Thought I would try something different. Instead of changing to a new style spring tensioner or the manual set tensioner type, I decided to try this: All oil holes to and from tensioner are plugged. New timing belt. Solid threaded stud placed for center tensioner locking nut. Removed two allen screws and aluminum cap from tensioner piston. Placed a twenty pound (approximately: went to the hardware store and just looked at their spring selection until I found one I thought would apply enough force and still fit cylinder diamenter) compression spring into cylinder, load with grease, cut just about three turns longer than bore length with piston extended fully. This makes for very firm piston nearly impossible to compress by hand. I put the tensioner back on, left off the spring behind the tensioner plate, but did use the 'balance?' spring which hooks on to the two pins. With the piston about 50-60% compressed(by using a screwdriver in the set pin hole on the pulley arm) I swung the tensioner about 40-50% of its travel and tightened the set nut and the center locking nut. The pulley was fairly firmly pressing upon the belt, and then I pulled the screwdriver from the set hole. The spring extended the plunger approx 4-5 mm, and the belt was tight, but not too tight.
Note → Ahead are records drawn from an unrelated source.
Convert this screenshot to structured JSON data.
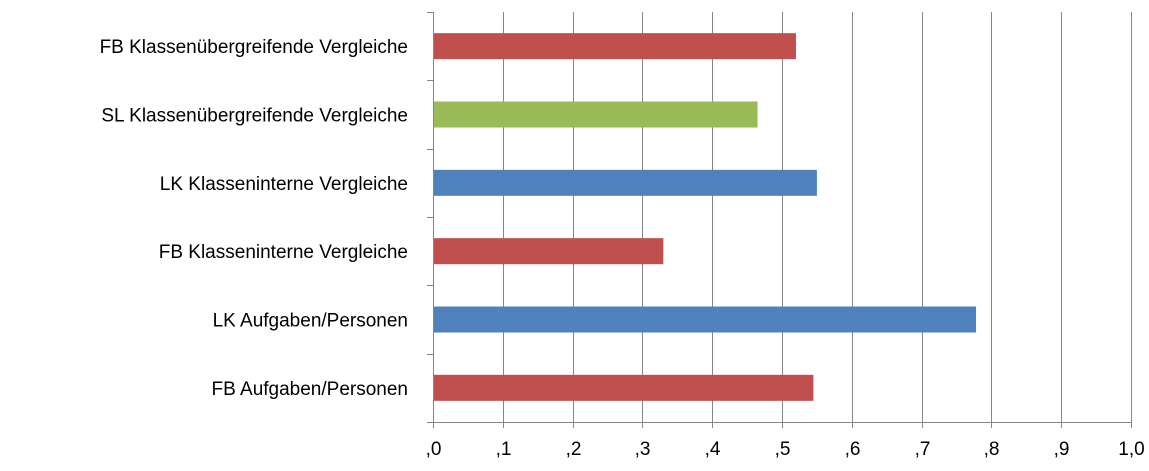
{
  "chart_data": {
    "type": "bar",
    "orientation": "horizontal",
    "categories": [
      "FB Klassenübergreifende Vergleiche",
      "SL Klassenübergreifende Vergleiche",
      "LK Klasseninterne Vergleiche",
      "FB Klasseninterne Vergleiche",
      "LK Aufgaben/Personen",
      "FB Aufgaben/Personen"
    ],
    "values": [
      0.52,
      0.465,
      0.55,
      0.33,
      0.778,
      0.545
    ],
    "bar_colors": [
      "#C0504D",
      "#9BBB59",
      "#4F81BD",
      "#C0504D",
      "#4F81BD",
      "#C0504D"
    ],
    "xlim": [
      0,
      1.0
    ],
    "x_ticks": [
      0,
      0.1,
      0.2,
      0.3,
      0.4,
      0.5,
      0.6,
      0.7,
      0.8,
      0.9,
      1.0
    ],
    "x_tick_labels": [
      ",0",
      ",1",
      ",2",
      ",3",
      ",4",
      ",5",
      ",6",
      ",7",
      ",8",
      ",9",
      "1,0"
    ],
    "grid": "vertical",
    "title": "",
    "xlabel": "",
    "ylabel": ""
  },
  "colors": {
    "gridline": "#868686",
    "axis": "#868686"
  }
}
With much downward pressure by hand, I was able to slightly compress the pulley. However, there is enough piston left in the cylinder to take up slack in the future. The geometry allows an advantage to the piston over the belt tension, but without much travel. So, the initial setup has to fairly tight. I would have used a constantly extending gas piston like in the 91 eclipse 2L, but that is an iron block without much expansion.
I have yet to install the engine(rebuilt 3.0 verde, 85 gvt6) and run this setup. But, it seems fairly dependible. At least the slack will be taken up. It is better than what was originally on the engine(only the 'balance?' spring, and the tensioner manually set with no ability to compensate for wear). The whole deal cost about 8$ plus timing belt.
User avatar
x-rad
Verde
Verde
Posts: 1223
Joined: Sat Mar 05, 2005 1:21 pm
Location: Canton, Ohio, USA

Post by x-rad »

Apparently there was supposed to be an approximately 20 lb spring in the tensioner cylinder to begin with! I found a weak, maybe 3 lb, sping in the cylinder(someone else's rebuild?). At least there is more tension now.